Date Published: February 22, 2016
Publisher: Public Library of Science
Author(s): Moina Hasni Ebou, Amrit Singh-Estivalet, Jean-Marie Launay, Jacques Callebert, François Tronche, Pascal Ferré, Jean-François Gautier, Ghislaine Guillemain, Bernadette Bréant, Bertrand Blondeau, Jean-Pierre Riveline, Thierry Alquier.
Diabetes is a major complication of chronic Glucocorticoids (GCs) treatment. GCs induce insulin resistance and also inhibit insulin secretion from pancreatic beta cells. Yet, a full understanding of this negative regulation remains to be deciphered. In the present study, we investigated whether GCs could inhibit serotonin synthesis in beta cell since this neurotransmitter has been shown to be involved in the regulation of insulin secretion. To this aim, serotonin synthesis was evaluated in vitro after treatment with GCs of either islets from CD1 mice or MIN6 cells, a beta-cell line. We also explored the effect of GCs on the stimulation of serotonin synthesis by several hormones such as prolactin and GLP 1. We finally studied this regulation in islet in two in vivo models: mice treated with GCs and with liraglutide, a GLP1 analog, and mice deleted for the glucocorticoid receptor in the pancreas. We showed in isolated islets and MIN6 cells that GCs decreased expression and activity of the two key enzymes of serotonin synthesis, Tryptophan Hydroxylase 1 (Tph1) and 2 (Tph2), leading to reduced serotonin contents. GCs also blocked the induction of serotonin synthesis by prolactin or by a previously unknown serotonin activator, the GLP-1 analog exendin-4. In vivo, activation of the Glucagon-like-Peptide-1 receptor with liraglutide during 4 weeks increased islet serotonin contents and GCs treatment prevented this increase. Finally, islets from mice deleted for the GR in the pancreas displayed an increased expression of Tph1 and Tph2 and a strong increased serotonin content per islet. In conclusion, our results demonstrate an original inhibition of serotonin synthesis by GCs, both in basal condition and after stimulation by prolactin or activators of the GLP-1 receptor. This regulation may contribute to the deleterious effects of GCs on beta cells.
Diabetes mellitus (DM) is one of the most frequent complications of chronic exposure to glucocorticoid (GCs) especially during a Cushing’s syndrome (CS) or after treatment with high doses of GCs. Its prevalence is considered to range from 20 to 50% . In general, the prevalence of glucose metabolism alterations including impaired fasting glycaemia (IFG) and impaired glucose tolerance (IGT) reaches 70% after GCs exposure . More generally, type 2 diabetes (T2D) is associated with a subtle hypercortisolism, suggesting a causal role for GCs in T2D . These abnormalities of glucose metabolism occur as a consequence of insulin resistance and impaired insulin secretion induced by GCs excess . These alterations have been studied in vitro using isolated islets and beta-cell lines. Such studies demonstrated that GCs directly inhibit beta-cell function  and reduce beta cell mass by inducing apoptosis . However, the molecular mechanisms of these effects remain unclear. Therefore, unraveling the mechanisms by which GCs alter glucose homeostasis but more specifically insulin secretion could lead to a better understanding of the beta-cell alterations after GCs excess and more generally in type 2 diabetes.

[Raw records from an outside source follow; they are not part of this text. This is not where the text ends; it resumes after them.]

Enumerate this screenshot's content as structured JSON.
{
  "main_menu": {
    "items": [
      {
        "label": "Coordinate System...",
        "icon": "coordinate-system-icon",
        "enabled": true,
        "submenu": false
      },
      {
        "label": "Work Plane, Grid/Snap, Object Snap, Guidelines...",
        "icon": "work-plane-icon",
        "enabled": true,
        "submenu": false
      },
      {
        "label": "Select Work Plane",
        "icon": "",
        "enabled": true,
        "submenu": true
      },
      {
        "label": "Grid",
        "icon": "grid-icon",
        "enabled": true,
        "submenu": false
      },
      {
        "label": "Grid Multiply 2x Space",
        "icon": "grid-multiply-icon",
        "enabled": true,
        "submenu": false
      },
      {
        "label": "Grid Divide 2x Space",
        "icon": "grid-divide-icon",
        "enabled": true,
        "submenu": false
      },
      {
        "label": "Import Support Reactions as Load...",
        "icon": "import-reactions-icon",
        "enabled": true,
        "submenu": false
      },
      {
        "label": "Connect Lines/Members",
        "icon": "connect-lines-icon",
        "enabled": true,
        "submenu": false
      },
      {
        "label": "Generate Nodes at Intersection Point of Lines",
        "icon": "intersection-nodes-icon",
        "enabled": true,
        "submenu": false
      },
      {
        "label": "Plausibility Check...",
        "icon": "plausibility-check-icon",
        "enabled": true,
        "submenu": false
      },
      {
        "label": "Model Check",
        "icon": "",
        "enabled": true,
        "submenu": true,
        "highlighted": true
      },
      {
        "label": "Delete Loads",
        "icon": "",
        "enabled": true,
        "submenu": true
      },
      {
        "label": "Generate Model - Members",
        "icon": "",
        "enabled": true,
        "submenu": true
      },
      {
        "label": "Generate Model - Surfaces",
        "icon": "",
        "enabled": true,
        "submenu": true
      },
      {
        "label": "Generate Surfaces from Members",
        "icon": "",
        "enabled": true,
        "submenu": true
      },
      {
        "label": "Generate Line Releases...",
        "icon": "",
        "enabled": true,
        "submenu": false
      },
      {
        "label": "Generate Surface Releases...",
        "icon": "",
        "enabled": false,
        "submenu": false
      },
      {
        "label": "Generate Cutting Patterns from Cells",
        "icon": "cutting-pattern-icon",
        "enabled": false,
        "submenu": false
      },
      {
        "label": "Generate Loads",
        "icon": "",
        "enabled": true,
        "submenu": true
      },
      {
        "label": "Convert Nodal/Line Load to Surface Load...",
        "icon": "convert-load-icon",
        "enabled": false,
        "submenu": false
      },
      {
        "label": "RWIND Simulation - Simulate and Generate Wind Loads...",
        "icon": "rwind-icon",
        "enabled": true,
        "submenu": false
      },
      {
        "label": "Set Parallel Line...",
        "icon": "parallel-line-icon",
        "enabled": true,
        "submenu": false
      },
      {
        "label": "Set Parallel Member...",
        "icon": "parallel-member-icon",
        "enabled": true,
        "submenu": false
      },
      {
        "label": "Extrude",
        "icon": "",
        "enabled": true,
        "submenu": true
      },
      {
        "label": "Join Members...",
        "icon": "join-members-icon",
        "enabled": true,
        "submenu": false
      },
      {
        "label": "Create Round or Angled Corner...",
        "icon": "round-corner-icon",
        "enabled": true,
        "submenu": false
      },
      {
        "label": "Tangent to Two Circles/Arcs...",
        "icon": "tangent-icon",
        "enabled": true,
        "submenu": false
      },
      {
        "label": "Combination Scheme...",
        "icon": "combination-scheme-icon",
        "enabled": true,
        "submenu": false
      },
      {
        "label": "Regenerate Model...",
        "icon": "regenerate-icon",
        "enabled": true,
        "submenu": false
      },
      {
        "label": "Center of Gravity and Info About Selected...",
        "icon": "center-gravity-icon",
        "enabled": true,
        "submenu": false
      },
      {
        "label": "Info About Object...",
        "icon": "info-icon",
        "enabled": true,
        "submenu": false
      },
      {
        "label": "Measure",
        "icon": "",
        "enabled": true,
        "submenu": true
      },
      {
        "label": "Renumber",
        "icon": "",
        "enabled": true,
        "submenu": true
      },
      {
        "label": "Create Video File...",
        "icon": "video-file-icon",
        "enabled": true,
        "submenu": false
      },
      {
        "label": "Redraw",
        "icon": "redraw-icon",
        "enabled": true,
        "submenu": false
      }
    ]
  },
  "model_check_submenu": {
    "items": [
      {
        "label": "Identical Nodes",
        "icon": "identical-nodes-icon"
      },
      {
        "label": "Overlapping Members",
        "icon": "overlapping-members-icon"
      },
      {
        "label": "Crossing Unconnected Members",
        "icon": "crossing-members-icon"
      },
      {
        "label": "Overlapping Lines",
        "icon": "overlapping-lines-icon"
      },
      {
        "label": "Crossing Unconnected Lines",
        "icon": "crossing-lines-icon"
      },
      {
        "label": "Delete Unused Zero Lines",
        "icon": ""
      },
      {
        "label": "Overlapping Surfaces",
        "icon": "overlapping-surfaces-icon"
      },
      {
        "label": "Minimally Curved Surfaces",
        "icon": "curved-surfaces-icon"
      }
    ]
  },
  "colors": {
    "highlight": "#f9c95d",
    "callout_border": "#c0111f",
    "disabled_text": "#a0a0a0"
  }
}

GCs are key regulators of glucose metabolism. They also play specific roles on beta cells since they induce beta-cell apoptosis, decrease beta-cell mass and inhibit insulin secretion, but the molecular mechanisms are still unclear . We provide here original evidence that relate GCs and serotonin synthesis, a modulator of insulin secretion and beta-cell mass. Our results show that both in vitro and in vivo, GCs exposure inhibits Tph1 and 2 expression resulting in a decrease of serotonin synthesis in islets. We provide further evidence that Tph1 and Tph2 expression is under the control of GCs in beta cells since their expression is increased in islets from GR- mice leading to a dramatic augmentation of serotonin content. Furthermore, beta cells exposed in vitro to GCs display also decreased Tph1 and Tph2 expression with reduced serotonin synthesis and content. Finally, GCs also blocked the stimulation of serotonin synthesis by PRL and the GLP-1 analog exendin-4. These results definitively demonstrate that serotonin synthesis is a major target of GCs in beta cells.